Sunday, February 14, 2016

Paleo Chocolate Covered Strawberry Brownies

(Courtesy of www.bakerita.com)
These Chocolate Covered Strawberry Brownies are a swoon-worthy and surprisingly guilt-free treat - they're gluten-free, refined sugar-free and Paleo!

Ingredients:
1/2 c. plus 2 Tbsp. coconut oil
1 1/4 c. coconut sugar
3/4 c. plus 2 Tbsp. unsweetned cocoa powder
1/4 tsp. salt
1 tsp. vanilla extract
2 large eggs
1/2 c. almond flour
1 c. dark chocolate chunks (optional)
TOPPING:
1 c. fresh strawberries, diced
1/3 c. coconut oil
1/3 c. cocoa powder
2 Tbsp. maple syrup

Directions:
Preheat oven to 325 degrees.  Line an 8x8 baking pan with aluminum foil leaving overhang on the sides, spray with cooking spray; set pan aside.
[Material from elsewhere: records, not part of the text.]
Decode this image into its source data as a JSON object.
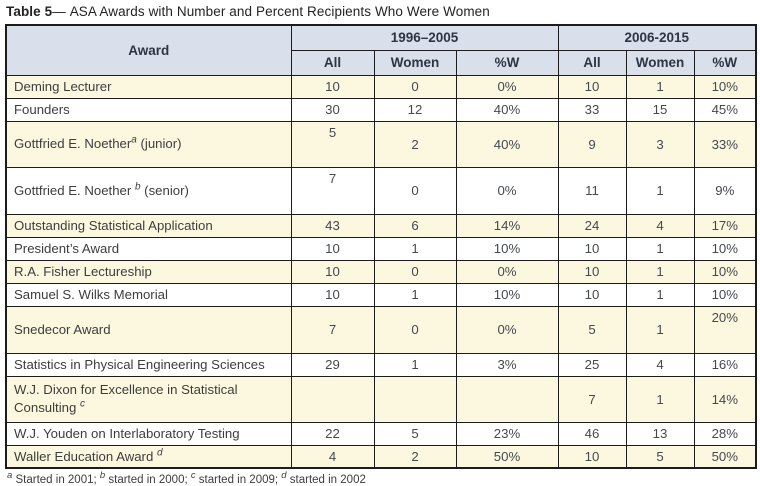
{
  "title": {
    "prefix": "Table 5",
    "dash": "—",
    "text": "ASA Awards with Number and Percent Recipients Who Were Women"
  },
  "colors": {
    "header_bg": "#d9dfeb",
    "stripe_bg": "#fcf8df",
    "border": "#1c1c1c",
    "header_text": "#2e3442",
    "body_text": "#44484f"
  },
  "header": {
    "award": "Award",
    "periods": [
      "1996–2005",
      "2006-2015"
    ],
    "subcols": [
      "All",
      "Women",
      "%W"
    ]
  },
  "rows": [
    {
      "name_parts": [
        {
          "t": "text",
          "v": "Deming Lecturer"
        }
      ],
      "values": [
        "10",
        "0",
        "0%",
        "10",
        "1",
        "10%"
      ]
    },
    {
      "name_parts": [
        {
          "t": "text",
          "v": "Founders"
        }
      ],
      "values": [
        "30",
        "12",
        "40%",
        "33",
        "15",
        "45%"
      ]
    },
    {
      "name_parts": [
        {
          "t": "text",
          "v": "Gottfried E. Noether"
        },
        {
          "t": "sup",
          "v": "a"
        },
        {
          "t": "text",
          "v": " (junior)"
        }
      ],
      "values": [
        "5",
        "2",
        "40%",
        "9",
        "3",
        "33%"
      ]
    },
    {
      "name_parts": [
        {
          "t": "text",
          "v": "Gottfried E. Noether "
        },
        {
          "t": "sup",
          "v": "b"
        },
        {
          "t": "text",
          "v": " (senior)"
        }
      ],
      "values": [
        "7",
        "0",
        "0%",
        "11",
        "1",
        "9%"
      ]
    },
    {
      "name_parts": [
        {
          "t": "text",
          "v": "Outstanding Statistical Application"
        }
      ],
      "values": [
        "43",
        "6",
        "14%",
        "24",
        "4",
        "17%"
      ]
    },
    {
      "name_parts": [
        {
          "t": "text",
          "v": "President’s Award"
        }
      ],
      "values": [
        "10",
        "1",
        "10%",
        "10",
        "1",
        "10%"
      ]
    },
    {
      "name_parts": [
        {
          "t": "text",
          "v": "R.A. Fisher Lectureship"
        }
      ],
      "values": [
        "10",
        "0",
        "0%",
        "10",
        "1",
        "10%"
      ]
    },
    {
      "name_parts": [
        {
          "t": "text",
          "v": "Samuel S. Wilks Memorial"
        }
      ],
      "values": [
        "10",
        "1",
        "10%",
        "10",
        "1",
        "10%"
      ]
    },
    {
      "name_parts": [
        {
          "t": "text",
          "v": "Snedecor Award"
        }
      ],
      "values": [
        "7",
        "0",
        "0%",
        "5",
        "1",
        "20%"
      ]
    },
    {
      "name_parts": [
        {
          "t": "text",
          "v": "Statistics in Physical Engineering Sciences"
        }
      ],
      "values": [
        "29",
        "1",
        "3%",
        "25",
        "4",
        "16%"
      ]
    },
    {
      "name_parts": [
        {
          "t": "text",
          "v": "W.J. Dixon for Excellence in Statistical Consulting "
        },
        {
          "t": "sup",
          "v": "c"
        }
      ],
      "values": [
        "",
        "",
        "",
        "7",
        "1",
        "14%"
      ]
    },
    {
      "name_parts": [
        {
          "t": "text",
          "v": "W.J. Youden on Interlaboratory Testing"
        }
      ],
      "values": [
        "22",
        "5",
        "23%",
        "46",
        "13",
        "28%"
      ]
    },
    {
      "name_parts": [
        {
          "t": "text",
          "v": "Waller Education Award "
        },
        {
          "t": "sup",
          "v": "d"
        }
      ],
      "values": [
        "4",
        "2",
        "50%",
        "10",
        "5",
        "50%"
      ]
    }
  ],
  "footnote": {
    "parts": [
      {
        "sup": "a",
        "text": " Started in 2001; "
      },
      {
        "sup": "b",
        "text": " started in 2000; "
      },
      {
        "sup": "c",
        "text": " started in 2009; "
      },
      {
        "sup": "d",
        "text": " started in 2002"
      }
    ]
  }
}
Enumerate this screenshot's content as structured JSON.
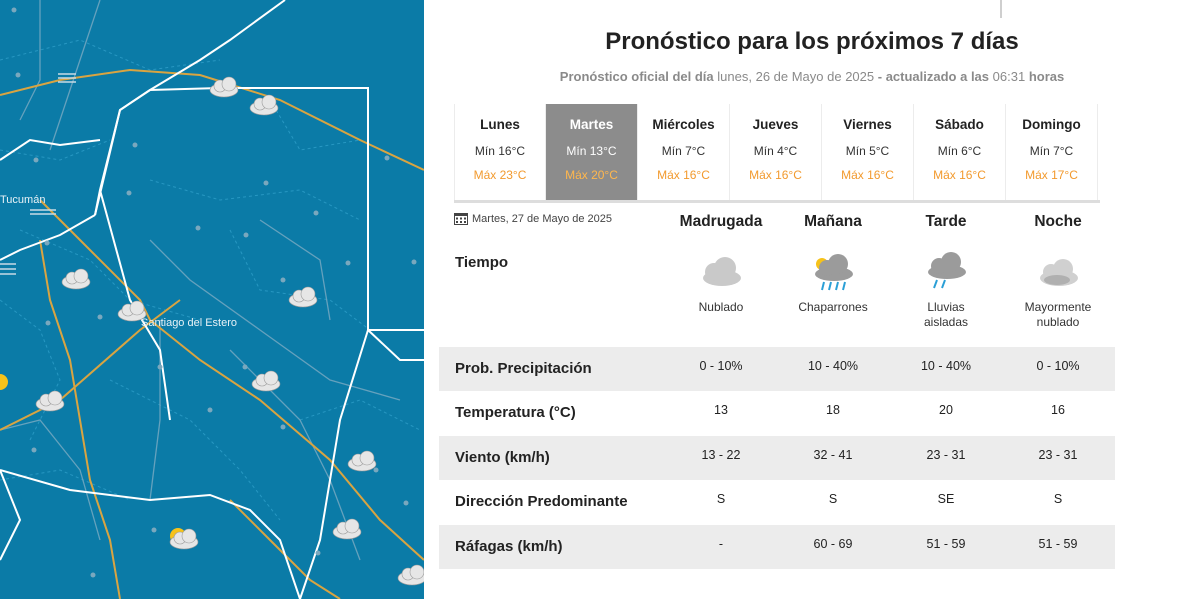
{
  "map": {
    "label_tucuman": "Tucumán",
    "label_santiago": "Santiago del Estero"
  },
  "forecast": {
    "title": "Pronóstico para los próximos 7 días",
    "subtitle_prefix": "Pronóstico oficial del día",
    "subtitle_date": "lunes, 26 de Mayo de 2025",
    "subtitle_mid": "- actualizado a las",
    "subtitle_time": "06:31",
    "subtitle_suffix": "horas",
    "selected_day": "Martes",
    "days": [
      {
        "name": "Lunes",
        "min": "Mín 16°C",
        "max": "Máx 23°C"
      },
      {
        "name": "Martes",
        "min": "Mín 13°C",
        "max": "Máx 20°C"
      },
      {
        "name": "Miércoles",
        "min": "Mín 7°C",
        "max": "Máx 16°C"
      },
      {
        "name": "Jueves",
        "min": "Mín 4°C",
        "max": "Máx 16°C"
      },
      {
        "name": "Viernes",
        "min": "Mín 5°C",
        "max": "Máx 16°C"
      },
      {
        "name": "Sábado",
        "min": "Mín 6°C",
        "max": "Máx 16°C"
      },
      {
        "name": "Domingo",
        "min": "Mín 7°C",
        "max": "Máx 17°C"
      }
    ],
    "detail": {
      "date": "Martes, 27 de Mayo de 2025",
      "periods": [
        "Madrugada",
        "Mañana",
        "Tarde",
        "Noche"
      ],
      "tiempo_label": "Tiempo",
      "weather": [
        {
          "icon": "cloudy-icon",
          "label": "Nublado"
        },
        {
          "icon": "showers-icon",
          "label": "Chaparrones"
        },
        {
          "icon": "isolated-rain-icon",
          "label": "Lluvias aisladas"
        },
        {
          "icon": "mostly-cloudy-night-icon",
          "label": "Mayormente nublado"
        }
      ],
      "rows": [
        {
          "label": "Prob. Precipitación",
          "values": [
            "0 - 10%",
            "10 - 40%",
            "10 - 40%",
            "0 - 10%"
          ]
        },
        {
          "label": "Temperatura (°C)",
          "values": [
            "13",
            "18",
            "20",
            "16"
          ]
        },
        {
          "label": "Viento (km/h)",
          "values": [
            "13 - 22",
            "32 - 41",
            "23 - 31",
            "23 - 31"
          ]
        },
        {
          "label": "Dirección Predominante",
          "values": [
            "S",
            "S",
            "SE",
            "S"
          ]
        },
        {
          "label": "Ráfagas (km/h)",
          "values": [
            "-",
            "60 - 69",
            "51 - 59",
            "51 - 59"
          ]
        }
      ]
    }
  },
  "colors": {
    "map_water": "#0a7aa6",
    "map_border": "#ffffff",
    "map_road": "#d9a441",
    "accent_max": "#f29a2e",
    "selected_tab": "#8c8c8c",
    "row_shade": "#ececec"
  }
}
In a large microwave-safe bowl, combine coconut oil, coconut sugar, cocoa powder, salt and heat on high power to melt, about 45 seconds.  Stop to stir, and heat in 10 second bursts until mixture has melted and can be stirred smooth.  Batter will be granular.

Add the vanilla, eggs and stir vigorously until batter is thick and shiny, and well blended.  Add the almond flour and stir until combined.  Pour the batter into the prepared pan and spread evenly.

Bake until a toothpick in the center emerges slightly moist with batter, about 22-25 minutes.  Check with a toothpick- it should come out with moist crumbs attached.  Do not overbake.  Let the brownies cool completely.

Spread the strawberries evenly over the brownies.  In a small bowl, whisk together the coconut oil, cocoa powder and maple syrup.  Pour evenly over the strawberries.  Refrigerate for at least 1 hour before cutting into 16 squares.

Brownies will keep in an airtight container in the refrigerator for up to 3 days.